470,000 Gay Men with HIV Die Annually Due to Homophobic Laws in Africa

A new study published in The Lancet HIV journal reveals that gay men in Africa are probably dying in their thousands due to homophobic laws that prevent access to treatments and medications. Research involving 45,000 gays in Nigeria, Kenya, and Malawi among other 25 African countries found that one in four gay men with HIV infection had access to drugs.

The stigma and discrimination associated with being gay even prevent most LGBTQ individuals from going for HIV/AIDS tests. They also lose out on HIV/AIDS programmes designed for only gay men.

Kate Mitchell, one of the researchers at Imperial College London, said LGBTQs in countries with harsher laws and penalties for gay do not often go for HIV tests. Since the fear of punishment and stigma associated with same-sex relationships prevent gays from going for HIV tests, it is unclear whether more gays will go for tests once the homophobic laws are repealed.
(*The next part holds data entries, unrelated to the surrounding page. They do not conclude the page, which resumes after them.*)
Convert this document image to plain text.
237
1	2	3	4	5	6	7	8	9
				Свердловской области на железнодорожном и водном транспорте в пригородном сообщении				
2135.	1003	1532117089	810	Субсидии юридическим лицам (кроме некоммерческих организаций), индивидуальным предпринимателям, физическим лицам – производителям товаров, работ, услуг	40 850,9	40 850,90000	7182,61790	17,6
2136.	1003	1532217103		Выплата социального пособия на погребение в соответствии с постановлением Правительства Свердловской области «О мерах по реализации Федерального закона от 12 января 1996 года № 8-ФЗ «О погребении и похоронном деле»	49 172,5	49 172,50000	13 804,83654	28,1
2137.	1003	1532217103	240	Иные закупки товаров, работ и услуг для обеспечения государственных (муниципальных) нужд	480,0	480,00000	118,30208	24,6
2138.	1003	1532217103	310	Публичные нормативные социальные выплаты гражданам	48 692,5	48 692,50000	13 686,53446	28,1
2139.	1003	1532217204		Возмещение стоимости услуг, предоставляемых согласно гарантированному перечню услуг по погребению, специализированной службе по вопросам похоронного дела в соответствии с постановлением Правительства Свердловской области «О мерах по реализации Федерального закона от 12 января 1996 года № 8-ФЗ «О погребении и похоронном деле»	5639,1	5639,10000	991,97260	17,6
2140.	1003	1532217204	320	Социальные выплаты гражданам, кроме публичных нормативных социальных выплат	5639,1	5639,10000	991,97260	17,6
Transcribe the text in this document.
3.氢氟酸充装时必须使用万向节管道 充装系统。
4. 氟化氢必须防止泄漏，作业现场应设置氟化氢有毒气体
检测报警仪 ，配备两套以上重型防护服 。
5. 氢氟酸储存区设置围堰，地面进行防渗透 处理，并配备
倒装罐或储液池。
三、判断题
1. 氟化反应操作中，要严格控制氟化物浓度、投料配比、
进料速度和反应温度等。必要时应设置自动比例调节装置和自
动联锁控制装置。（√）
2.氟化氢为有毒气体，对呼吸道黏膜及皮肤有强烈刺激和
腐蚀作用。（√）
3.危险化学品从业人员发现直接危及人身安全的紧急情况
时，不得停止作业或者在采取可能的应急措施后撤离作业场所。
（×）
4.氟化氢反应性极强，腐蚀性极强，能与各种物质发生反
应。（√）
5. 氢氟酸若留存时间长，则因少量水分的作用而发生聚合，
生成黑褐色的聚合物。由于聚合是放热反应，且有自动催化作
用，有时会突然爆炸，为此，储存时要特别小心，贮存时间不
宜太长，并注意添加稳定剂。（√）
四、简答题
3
However, the researchers found that many men who have sex with men (MSM) die annually due to a lack of access to drugs. Since being gay or being lesbian is considered taboo and attracts ostracism, imprisonment or death among other severe punishments in several African countries, people of the LGBTQ community continue to suffer from HIV/AIDS and untimely deaths.

Although South Africa legalizes same-sex marriage, 32 of the 54 African countries criminalize same-sex relationships. This has made it difficult for gays to identify themselves openly, leading to difficulty in renting housing, obtaining medical care, getting jobs and even proper education. Others suffer threats of death and physical assault because they publicize their sexual orientations.

“Globally, men who have sex with men are about 28 times more likely to be living with HIV than men in the general population, an inequality that is particularly apparent in sub-Saharan Africa, where the human rights of MSM are often violated,” the latest report stated. “If these anti-gay laws are scrapped, there will be more openness, more advocacy and more awareness of the issue. Gay men living with HIV would be able to seek medical care knowing they will be treated with respect and dignity.”

Once the homophobic laws are removed in Africa, it is hoped that there will be advancement with HIV research, policy and health programmes for MSM, greater access to HIV/AIDS drugs, and better inclusion and acceptance for education, employment and housing among other state benefits.